In my opinion, these were the best eight postseasons of the past 40 years by someone who (a) won the title, (b) topped a 23 usage rate and a 25 assist percentage, (c) averaged more than 21 points, and (d) topped a 110 offensive rating. Anyway …
Except for MJ’s unforgettable 1993 run (including six games against Riley’s rough-and-tumble Knicks), the usage rates hover between 23 and 33. ’91 Jordan had the best and most efficient blend of everything. I can’t imagine anyone ever matching Magic’s ’87 postseason — it’s the best blend of unselfishness and scoring efficiency. Nobody approached Westbrook’s current workload or came close. Meanwhile, these are the best postseasons by non-champs who played at least 14 games, topped a 26.5 usage rate and a 29 assist percentage, averaged 23.5 points and topped a 110 offensive rating (along with LeBron’s wild 2015 postseason + Iverson’s semi-iconic, critically maligned 2001 run).
Hmmm. LeBron’s 2015 season (which happened partly because of Cleveland’s injuries), LeBron’s 2009 season (when Cleveland got derailed by a red-hot Orlando team) and Westbrook’s 2016 season come the closest. And actually, Westbrook came within a series-saving Klay Thompson mega-heat check of maybe winning the 2016 title. One problem: He had Durant. That’s not happening again.
So there’s no modern track record of a perimeter player carrying Westbrook’s offensive burden while contending for a title. OKC’s only silver lining: We’ve never seen an NBA season like this one, either. It’s the Moreyball generation of 3s and free throws, one that overvalues perimeter guys and severely undervalues centers and low-post players. Everyone wants slash-and-kick creators and shooters now, and if you glance around the league, the most important assets after our seven superstars (KD, Russ, LeBron, Harden, Curry, Anthony Davis and Kawhi) are point guards, shooters and fledgling unicorns.
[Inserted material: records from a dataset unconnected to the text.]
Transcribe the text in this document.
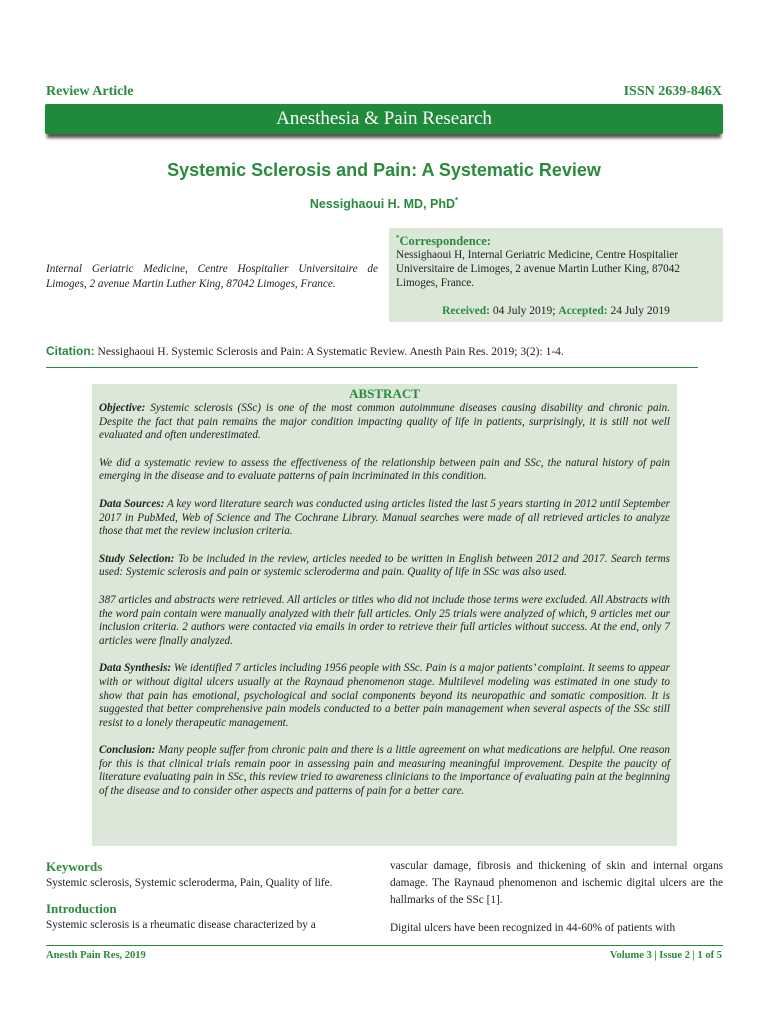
Review Article	ISSN 2639-846X
Anesthesia & Pain Research
Systemic Sclerosis and Pain: A Systematic Review
Nessighaoui H. MD, PhD*
Internal Geriatric Medicine, Centre Hospitalier Universitaire de Limoges, 2 avenue Martin Luther King, 87042 Limoges, France.
*Correspondence:
Nessighaoui H, Internal Geriatric Medicine, Centre Hospitalier Universitaire de Limoges, 2 avenue Martin Luther King, 87042 Limoges, France.
Received: 04 July 2019; Accepted: 24 July 2019
Citation: Nessighaoui H. Systemic Sclerosis and Pain: A Systematic Review. Anesth Pain Res. 2019; 3(2): 1-4.
ABSTRACT

Objective: Systemic sclerosis (SSc) is one of the most common autoimmune diseases causing disability and chronic pain. Despite the fact that pain remains the major condition impacting quality of life in patients, surprisingly, it is still not well evaluated and often underestimated.

We did a systematic review to assess the effectiveness of the relationship between pain and SSc, the natural history of pain emerging in the disease and to evaluate patterns of pain incriminated in this condition.

Data Sources: A key word literature search was conducted using articles listed the last 5 years starting in 2012 until September 2017 in PubMed, Web of Science and The Cochrane Library. Manual searches were made of all retrieved articles to analyze those that met the review inclusion criteria.

Study Selection: To be included in the review, articles needed to be written in English between 2012 and 2017. Search terms used: Systemic sclerosis and pain or systemic scleroderma and pain. Quality of life in SSc was also used.

387 articles and abstracts were retrieved. All articles or titles who did not include those terms were excluded. All Abstracts with the word pain contain were manually analyzed with their full articles. Only 25 trials were analyzed of which, 9 articles met our inclusion criteria. 2 authors were contacted via emails in order to retrieve their full articles without success. At the end, only 7 articles were finally analyzed.

Data Synthesis: We identified 7 articles including 1956 people with SSc. Pain is a major patients’ complaint. It seems to appear with or without digital ulcers usually at the Raynaud phenomenon stage. Multilevel modeling was estimated in one study to show that pain has emotional, psychological and social components beyond its neuropathic and somatic composition. It is suggested that better comprehensive pain models conducted to a better pain management when several aspects of the SSc still resist to a lonely therapeutic management.

Conclusion: Many people suffer from chronic pain and there is a little agreement on what medications are helpful. One reason for this is that clinical trials remain poor in assessing pain and measuring meaningful improvement. Despite the paucity of literature evaluating pain in SSc, this review tried to awareness clinicians to the importance of evaluating pain at the beginning of the disease and to consider other aspects and patterns of pain for a better care.

Keywords
Systemic sclerosis, Systemic scleroderma, Pain, Quality of life.
Introduction
Systemic sclerosis is a rheumatic disease characterized by a

vascular damage, fibrosis and thickening of skin and internal organs damage. The Raynaud phenomenon and ischemic digital ulcers are the hallmarks of the SSc [1].

Digital ulcers have been recognized in 44-60% of patients with

Anesth Pain Res, 2019	Volume 3 | Issue 2 | 1 of 5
If you drafted rosters from scratch for a new 30-team league, the first center might not go until the 15–20 range… and it’s probably Nikola Jokic, who just became an impact guy five minutes ago.
Have we entered basketball’s version of baseball’s steroid boom? Will the new scoring/usage/shooting numbers have any correlation whatsoever to the old ones? Can we even compare eras anymore? Could a ball hog make history by ball hogging his way to an NBA title?
My gut says no. I believe Westbrook finishes with a 32–10–10, gets linked with Oscar forever … and gets bounced in Round 1. That will happen next season as well, and the season after that, and every other season until he slows down or his teammates improve. Russell Westbrook ain’t changing. And I swear, that isn’t a dig. You can’t put a price on those random League Pass nights when the Russ volcano starts bubbling over, like last week against Utah, when the Jazz were cruising to a victory before Westbrook decided, “Actually, NO” and scored every time until OKC prevailed. Unbelievable. Remarkable. Up there with Jordan, Kobe, you name it. And he’s doing it routinely.
For all the bad blood between Durant and Westbrook, and all the pain it caused Oklahoma City (and maybe each other, too), their divorce worked out beautifully if you love the NBA. Assuming Durant comes back healthy and happy for the playoffs, both guys ended up getting what they wanted — even if they never admitted as much. Kevin Durant believed there was another level of basketball out there, that he could evolve as a two-way superstar on a remarkably unselfish basketball team. And Russell Westbrook believed that he didn’t need Kevin Durant. They were both right.
Stats current through Wednesday morning.